| Exercise | Reps | Sets | Rest | Technical |
|---|---|---|---|---|
| Squat | 8, 10, 12 | 3, 4, 6 | 2', 1'30", 1'15" | Double contraction |
| Leg deadlift tense | 8, 10, 12 | 3, 4, 6 | 2', 1'30", 1'15" | Continuous voltage 3/3 |
| Press in front | 8, 10, 12 | 3, 4, 6 | 2', 1'30", 1'15" | Rest pause 1 sec in up and down |
| Military press | 8, 10, 12 | 3, 4, 6 | 2', 1'30", 1'15" | Continuous voltage 2/2 |
| Superset: Vertical draw | 8, 10, 12 | 3, 4, 6 | 2', 1'30", 1'15" | Continuous voltage 2/2 |
| Standing Bicep Curl | 8, 10, 12 | 3, 4, 6 | 2', 1'30", 1'15" | Continuous voltage 1/1 |
| Weighted tight push-up | 10, 12, 15 | 3, 4, 6 | 45", 30" | Continuous voltage 2/2 |
| Standing extension | 10, 12, 15 | 3, 4, 6 | 2', 1'30", 1'15" | Continuous voltage 2/2 |
| Double Crunches | 10, 12, 15 | 3, 4, 6 | 2', 1'30", 1'15" | Continuous voltage 2/2 |
| Exercise | Reps | Sets | Rest | Technical |
|---|---|---|---|---|
| Half Squat | 12, 15, 25 | 3, 4, 6 | 2', 1'30", 1'15" | Continuous voltage 1/1 |
| Leg curl | 12, 15, 25 | 3, 4, 6 | 2', 1'30", 1'15" | Continuous voltage 3/3 |
| Wide Pumps | 8, 10, 12 | 3, 4, 6 | 2', 1'30", 1'15" | Double contraction |
| Elastic spreads | 8, 10, 12 | 3, 4, 6 | 2', 1'30", 1'15" | Continuous voltage 2/2 |
| Lateral and frontal raises double movement | 8, 10, 12 | 3, 4, 6 | 2', 1'30", 1'15" | Continuous voltage 2/2 |
| Elastic rowing | 8, 10, 12 | 3, 4, 6 | 2', 1'30", 1'15" | Continuous voltage 2/2 |
| Lying Bicep Curl | 8, 10, 12 | 3, 4, 6 | 2', 1'30", 1'15" | Continuous voltage 1/1 |
| Superset: Unilateral extension supination | 8, 10, 12 | 3, 4, 6 | 45", 30" | Continuous voltage 2/2 |
| Elastic Crunches | 12, 15, 25 | 3, 4, 6 | 1', 1'15" | Continuous voltage 2/2 |
Take 2 minutes of rest between each exercise - Do the complete program once per week - Repeat it one additional time for more intensity.

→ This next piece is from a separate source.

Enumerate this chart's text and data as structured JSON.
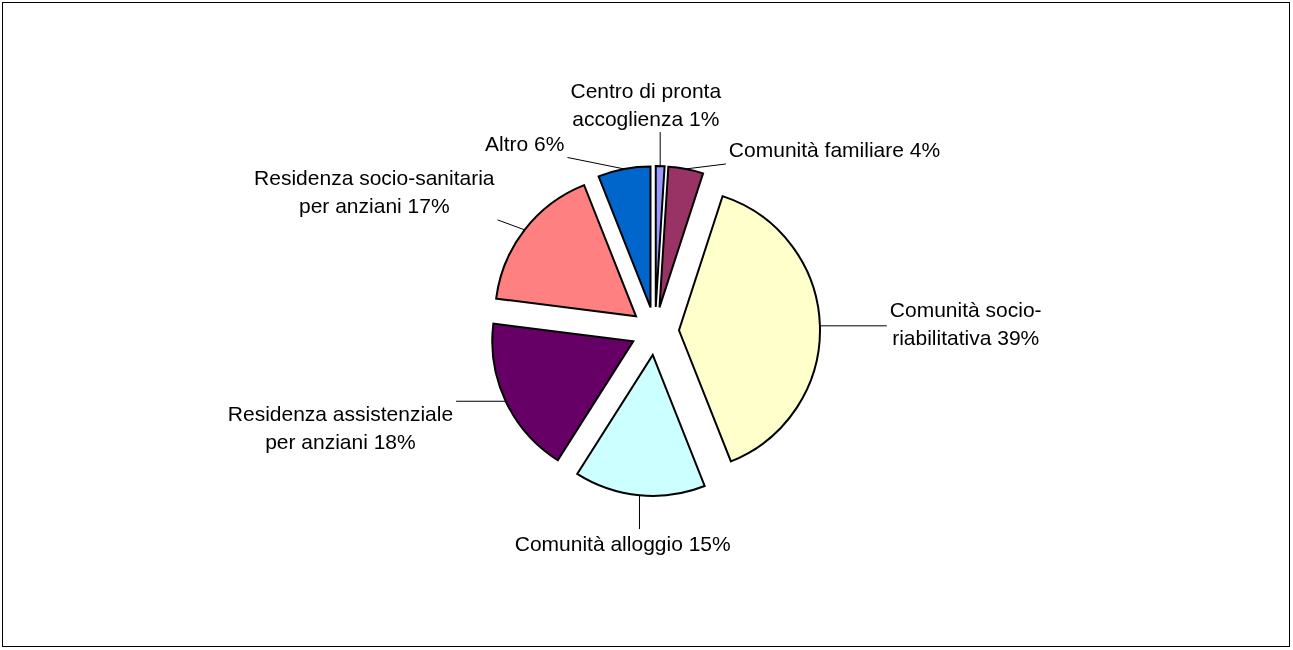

To further increase the intensity, you can increase the sets, repetitions and gradually reduce rest times.
For the masses, take the heaviest elastics and do level 1-2 of intensity (8 to 10 reps) while keeping the contraction for one to two seconds at the end of the movement, with between 3 to 5 sets per exercise and 1m30 to 2m of recovery time.
For the dry, take lighter elastics and start at intensity level 2 (10 reps and +) with between 4 to 6 series per exercise and 45 sec to 1m15 of working time recovery.